In the Pediatrics study, Atwell and her fellow researchers identified 39 geographic “clusters” across California—ranging in size from a few blocks to entire counties—where belief-driven opt-out rates are higher than the norm. The team found higher rates of whooping cough associated with these clusters. For example: Marin County, which had a personal belief exemption rate of 7.8 percent in 2012—nearly four times the national average—has the second-highest rate of whooping cough in the whole state. These results support the findings of a 2006 study led by Emory’s Omer which found higher rates of pertussis in states that allowed personal belief exemptions and had easy policies for doing so.

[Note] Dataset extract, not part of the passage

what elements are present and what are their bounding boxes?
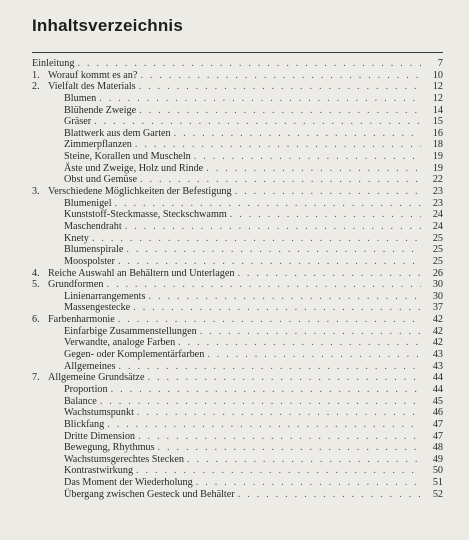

California is not the only state with high-exemption hotspots. On Vashon Island, Washington, 17 percent of kindergartners failed to receive their shots in 2013 due to a “personal/philosophical” exemption. That’s nine times the current national average. The year before, Vashon Islanders accounted for 16 percent of all whooping cough cases in Washington state’s King County, despite housing just one percent of its population. And a 2008 study of exemption rates in Michigan found 23 clusters within the state, and, you guessed it, a correlation with higher rates of whooping cough. Even individual schools and churches can serve as ground zero: After a measles outbreak broke out in north Texas in 2012, the state epidemiologist linked it to a local megachurch whose pastor had spread anti-vaccine myths in the past.
Now, some states are rethinking the personal belief loophole. Reeling from the 2010 outbreak, California passed a law making it harder to get a personal belief exemption. As of January 1, parents seeking a personal belief exemption have to obtain the signature of an authorized health care provider. (Finding such a doctor may not be easy; recent studies show that more pediatricians are choosing to drop patients who refuse to vaccinate their children.)
But not all states that currently allow personal belief exemptions are looking to tighten the rules for getting one. In a study released last week in the Journal of the American Medical Association, Omer and his colleagues surveyed the legislative landscape of vaccine exemptions, state by state. They found that of 36 bills introduced across the country last year, 31 sought to expand access to exemptions. While none of these passed, they far outweighed the number of restrictive bills; five were introduced, and three of these passed, in Washington, Vermont, and California.
There’s evidence that tightening exemption laws makes a difference. After reaching an exemption rate of 7.6 percent in 2009, Washington state passed a law requiring parents to get a doctor’s signature if they wanted to opt out of their children’s vaccinations. In just two years, the exemption rate plummeted by more than 40 percent. Pertussis vaccination rates climbed to 92.4 percent in the past school year, representing “the highest pertussis vaccine completion rate for kindergartners since the state began to collect this data in the 2006-2007 school year,” according to the Washington’s Department of Health.
Now Colorado wants to follow suit. The state is tied for ninth in the nation (with Maine) for the number of kindergartners who show up at school with vaccine exemptions—nearly 3,000 of Colorado kindergartners in the 2012-2013 school year, according to the CDC. To get a personal belief exemption, parents need only fill out a single form. Recently, a task force led by the state health department released a set of recommendations for lowering the state’s high opt-out rate. Among them: publicizing the percentage of immunized kids at every public school or child-care center in the state.